Drea and the kids called at 7am, but I was already awake. The Westin's fancy beds are very comfy and all that, but I don't seem to sleep as well when I'm away from them. The whole gang (the Toms, Rachelle, Ira) meet downstairs before 8, and head to the Sandbox Summit at The Venetian. Once we get there, it's not entirely clear where we're supposed to go, so we aimlessly wander the halls for a while before stumbling into the right place almost entirely by accident. After coffee and chat we settle down for the sessions, which seem to go very well. Elmo was there (yes, that one...and it was the real one, complete with a real live Sesame Workshop dude's hand up his butt) doing an Elvis impression, and later Microsoft's Jeff Bell raised some eyebrows in the room by bailing halfway through his panel discussion (apparently for another commitment) leaving cohort Molly O'Donnell to hold the bag and take questions from the audience. She did a sterling job, particularly given she wasn't the one doing any of the talking prior to this point. Warren Buckleitner the editor of Children’s Technology Review did a fantastic job with his session "Dust or Magic" a talk designed to show how real kids react to the digital toys that topped this year’s Hot Lists. He called bullshit on a number of products that do some weird/dumb stuff, and showed an awesome looking thing I've never seen before, called the Eyeclops which is a seriously, seriously cool microscope thing that you plug into your TV. I want one for the kids. Someone may end up getting one for a birthday later this year without asking for it.
At noon, I was on a panel called "The Digital Family: Are We Speaking the Same Language?" which is described in the session blurbs as, "Just because we can put a chip in a doll or give a voice to a truck does that mean we should? Hear from industry leaders about what’s working, what isn’t, and what’s driving their next generation of techno-products," but which wasn't really about that at all. It was actually more about the challenges of talking to parents about tech issues with games, online media, and privacy. Moderated by Andrea Smith, News/Technology Producer at ABC News Radio, the panel included Anastasia Goodstein from Ypulse; Michelle Slatalla from NYTimes; Denise Tayloe from PRIVO, and me...as the much-needed "games" person. The session seemed pretty lively, and we got a couple of laughs - which is always important in these things. Thankfully we managed to make it more than just a series of dull speeches as a lot of these things can so often be, and it turned into quite a dialog about the ways movies and games are viewed differently, and how stores like Target put all games under lock and key, while movies like Hostel 2 can be picked up off the shelf. People seemed to enjoy it, and we got a lot of attention when we climbed off the stage after an hour. I have a pocket full of business cards now, and lots of folks to follow up with.
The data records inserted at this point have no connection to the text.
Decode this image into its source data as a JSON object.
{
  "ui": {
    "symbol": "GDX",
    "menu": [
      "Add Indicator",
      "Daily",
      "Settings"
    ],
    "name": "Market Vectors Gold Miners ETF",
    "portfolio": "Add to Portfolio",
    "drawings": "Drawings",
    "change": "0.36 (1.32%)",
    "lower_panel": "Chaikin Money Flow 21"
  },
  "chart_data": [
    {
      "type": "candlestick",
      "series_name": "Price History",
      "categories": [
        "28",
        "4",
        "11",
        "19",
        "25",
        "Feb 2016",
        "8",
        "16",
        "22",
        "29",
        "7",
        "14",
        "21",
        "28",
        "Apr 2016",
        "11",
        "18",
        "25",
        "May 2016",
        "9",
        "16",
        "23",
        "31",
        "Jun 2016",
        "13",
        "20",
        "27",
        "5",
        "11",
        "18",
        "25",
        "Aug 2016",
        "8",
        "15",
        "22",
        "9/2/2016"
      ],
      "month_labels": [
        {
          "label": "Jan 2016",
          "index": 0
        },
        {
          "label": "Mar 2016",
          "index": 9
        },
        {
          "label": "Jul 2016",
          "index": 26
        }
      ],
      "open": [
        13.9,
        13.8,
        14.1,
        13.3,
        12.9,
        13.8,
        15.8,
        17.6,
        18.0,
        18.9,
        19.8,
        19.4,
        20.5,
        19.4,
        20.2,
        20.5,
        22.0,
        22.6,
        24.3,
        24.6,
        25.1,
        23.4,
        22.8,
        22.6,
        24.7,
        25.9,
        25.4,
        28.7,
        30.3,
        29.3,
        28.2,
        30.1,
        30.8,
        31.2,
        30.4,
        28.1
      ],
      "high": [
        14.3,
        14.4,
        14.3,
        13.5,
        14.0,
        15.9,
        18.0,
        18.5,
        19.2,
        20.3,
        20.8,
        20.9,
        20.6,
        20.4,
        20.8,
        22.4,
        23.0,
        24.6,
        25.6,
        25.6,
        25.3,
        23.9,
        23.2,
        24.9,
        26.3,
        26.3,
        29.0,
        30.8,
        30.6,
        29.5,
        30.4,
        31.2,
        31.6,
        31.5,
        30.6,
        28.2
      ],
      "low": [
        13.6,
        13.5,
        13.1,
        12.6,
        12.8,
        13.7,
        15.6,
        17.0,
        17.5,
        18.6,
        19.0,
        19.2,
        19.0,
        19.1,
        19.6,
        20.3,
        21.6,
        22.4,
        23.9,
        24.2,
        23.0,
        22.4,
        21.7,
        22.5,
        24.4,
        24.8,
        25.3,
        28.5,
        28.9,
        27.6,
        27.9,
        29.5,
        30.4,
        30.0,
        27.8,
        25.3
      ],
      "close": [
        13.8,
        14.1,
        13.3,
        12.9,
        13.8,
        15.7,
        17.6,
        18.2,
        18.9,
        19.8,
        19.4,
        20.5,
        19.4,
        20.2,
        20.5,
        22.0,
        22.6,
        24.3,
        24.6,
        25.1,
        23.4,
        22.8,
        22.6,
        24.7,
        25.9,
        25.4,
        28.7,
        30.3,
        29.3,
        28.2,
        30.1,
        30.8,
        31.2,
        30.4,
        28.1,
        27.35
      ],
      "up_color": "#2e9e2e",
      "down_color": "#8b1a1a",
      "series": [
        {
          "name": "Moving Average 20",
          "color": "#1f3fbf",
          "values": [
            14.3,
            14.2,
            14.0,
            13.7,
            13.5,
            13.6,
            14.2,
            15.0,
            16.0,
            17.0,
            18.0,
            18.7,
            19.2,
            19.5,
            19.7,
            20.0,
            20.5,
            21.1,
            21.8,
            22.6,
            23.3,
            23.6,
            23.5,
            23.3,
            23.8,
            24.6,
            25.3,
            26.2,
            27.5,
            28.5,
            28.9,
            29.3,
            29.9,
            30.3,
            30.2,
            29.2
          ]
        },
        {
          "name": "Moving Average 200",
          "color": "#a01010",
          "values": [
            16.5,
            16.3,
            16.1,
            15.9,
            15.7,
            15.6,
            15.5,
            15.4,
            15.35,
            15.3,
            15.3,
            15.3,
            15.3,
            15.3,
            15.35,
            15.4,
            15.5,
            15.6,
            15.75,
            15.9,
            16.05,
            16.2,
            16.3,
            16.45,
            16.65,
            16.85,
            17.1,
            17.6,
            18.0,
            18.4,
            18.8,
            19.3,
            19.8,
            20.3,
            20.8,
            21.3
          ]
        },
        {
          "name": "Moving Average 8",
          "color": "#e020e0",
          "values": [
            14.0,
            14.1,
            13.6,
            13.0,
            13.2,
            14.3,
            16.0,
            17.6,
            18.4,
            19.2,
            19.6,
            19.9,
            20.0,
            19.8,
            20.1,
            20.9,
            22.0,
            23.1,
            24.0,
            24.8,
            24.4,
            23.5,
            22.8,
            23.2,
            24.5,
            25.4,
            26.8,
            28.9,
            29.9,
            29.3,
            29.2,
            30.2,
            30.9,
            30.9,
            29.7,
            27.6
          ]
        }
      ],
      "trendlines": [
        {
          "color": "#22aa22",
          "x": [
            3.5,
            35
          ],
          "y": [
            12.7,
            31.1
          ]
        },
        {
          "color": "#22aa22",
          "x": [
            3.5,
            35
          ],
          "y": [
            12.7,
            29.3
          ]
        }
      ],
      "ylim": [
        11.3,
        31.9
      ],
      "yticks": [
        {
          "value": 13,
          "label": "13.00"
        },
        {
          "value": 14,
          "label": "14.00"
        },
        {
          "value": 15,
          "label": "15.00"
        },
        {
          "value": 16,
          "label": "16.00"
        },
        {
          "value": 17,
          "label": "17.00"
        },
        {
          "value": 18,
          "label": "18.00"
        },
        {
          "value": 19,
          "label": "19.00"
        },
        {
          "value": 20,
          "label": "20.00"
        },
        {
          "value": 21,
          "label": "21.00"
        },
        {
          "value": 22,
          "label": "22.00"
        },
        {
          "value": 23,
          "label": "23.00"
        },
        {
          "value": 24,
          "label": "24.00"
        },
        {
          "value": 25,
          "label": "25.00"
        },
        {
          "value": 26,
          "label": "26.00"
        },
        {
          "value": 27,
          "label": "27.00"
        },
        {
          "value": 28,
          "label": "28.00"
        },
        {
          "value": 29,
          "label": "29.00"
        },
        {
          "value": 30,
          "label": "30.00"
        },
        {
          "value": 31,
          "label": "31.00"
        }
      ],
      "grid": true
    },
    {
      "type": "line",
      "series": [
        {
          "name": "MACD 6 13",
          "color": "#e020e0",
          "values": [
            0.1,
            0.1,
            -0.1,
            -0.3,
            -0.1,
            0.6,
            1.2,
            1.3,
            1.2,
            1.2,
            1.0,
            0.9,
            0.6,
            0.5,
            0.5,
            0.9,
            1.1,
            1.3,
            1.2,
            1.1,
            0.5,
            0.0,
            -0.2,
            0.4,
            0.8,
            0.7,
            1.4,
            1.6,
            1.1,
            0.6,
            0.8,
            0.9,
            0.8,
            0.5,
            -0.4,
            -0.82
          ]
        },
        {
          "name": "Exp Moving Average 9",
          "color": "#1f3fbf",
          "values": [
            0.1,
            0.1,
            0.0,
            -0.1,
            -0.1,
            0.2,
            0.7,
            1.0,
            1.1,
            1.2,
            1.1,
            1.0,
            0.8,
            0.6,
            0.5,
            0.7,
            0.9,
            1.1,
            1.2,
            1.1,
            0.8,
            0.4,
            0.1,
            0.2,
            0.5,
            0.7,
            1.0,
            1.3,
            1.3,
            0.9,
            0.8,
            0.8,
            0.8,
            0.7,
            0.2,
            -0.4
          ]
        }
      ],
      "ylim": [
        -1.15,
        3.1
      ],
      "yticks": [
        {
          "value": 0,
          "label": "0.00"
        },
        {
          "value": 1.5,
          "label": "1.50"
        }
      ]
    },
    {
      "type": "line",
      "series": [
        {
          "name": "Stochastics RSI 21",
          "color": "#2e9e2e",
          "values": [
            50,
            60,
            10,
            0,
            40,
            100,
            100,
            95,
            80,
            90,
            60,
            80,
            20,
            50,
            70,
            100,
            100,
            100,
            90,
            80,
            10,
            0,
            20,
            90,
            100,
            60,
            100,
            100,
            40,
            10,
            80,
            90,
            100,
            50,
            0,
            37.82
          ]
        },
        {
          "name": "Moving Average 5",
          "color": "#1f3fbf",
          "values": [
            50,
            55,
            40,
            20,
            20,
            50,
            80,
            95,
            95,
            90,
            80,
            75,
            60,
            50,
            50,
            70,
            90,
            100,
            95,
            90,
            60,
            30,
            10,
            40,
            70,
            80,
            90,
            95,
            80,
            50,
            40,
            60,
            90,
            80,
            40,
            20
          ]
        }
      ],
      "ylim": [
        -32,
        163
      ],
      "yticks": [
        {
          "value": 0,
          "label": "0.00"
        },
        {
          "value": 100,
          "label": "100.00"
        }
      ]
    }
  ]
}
Afterwards, Anastasia and I had a late lunch at Mario Batali's B&B Ristorante in the Venetian and chatted about Battlestar Galactica, Guitar Hero, board games, Club Penguin, and dogs. She's very cool, and I think there are some ways we can work together on some projects in future. I've become quite hooked on her Ypulse blog, which helps media folks and marketers understand the ways "Gen Y" kids (sorta 8-14ish, and maybe a bit older) think.
For the next couple of hours I sat with Tom on our teeny weeny booth in the Sands. Met a ton of people that were very complimentary, and endured the endless repetitive nonsense that is the Air Guitar Hero booth directly opposite. If playing fake guitar in Guitar Hero isn't fake enough, here's something obnoxious that just makes you look like you're diddling yourself in public. Words can't do justice to how spectacularly lame it is. The "demo" at the show is just five snippets of songs...so after an hour, I'd heard about as much of the intro riff to Iron Man as I can possibly handle. At one point I overheard some wonk with an unlit cigar stuffed in his mouth say, with a completely straight face like he actually meant it, that this was the "next generation" because "you don't even need a guitar." I don't know how Tom has put up with it for the past couple of days without strutting over there and beating the guy to death with his shoes.
When the show shut down, and guitar dork packed up and went home, we had drinks at a post-show cocktail thing, before grabbing dinner at the Wolfgang Puck place with Warren. After all that, I'm fried.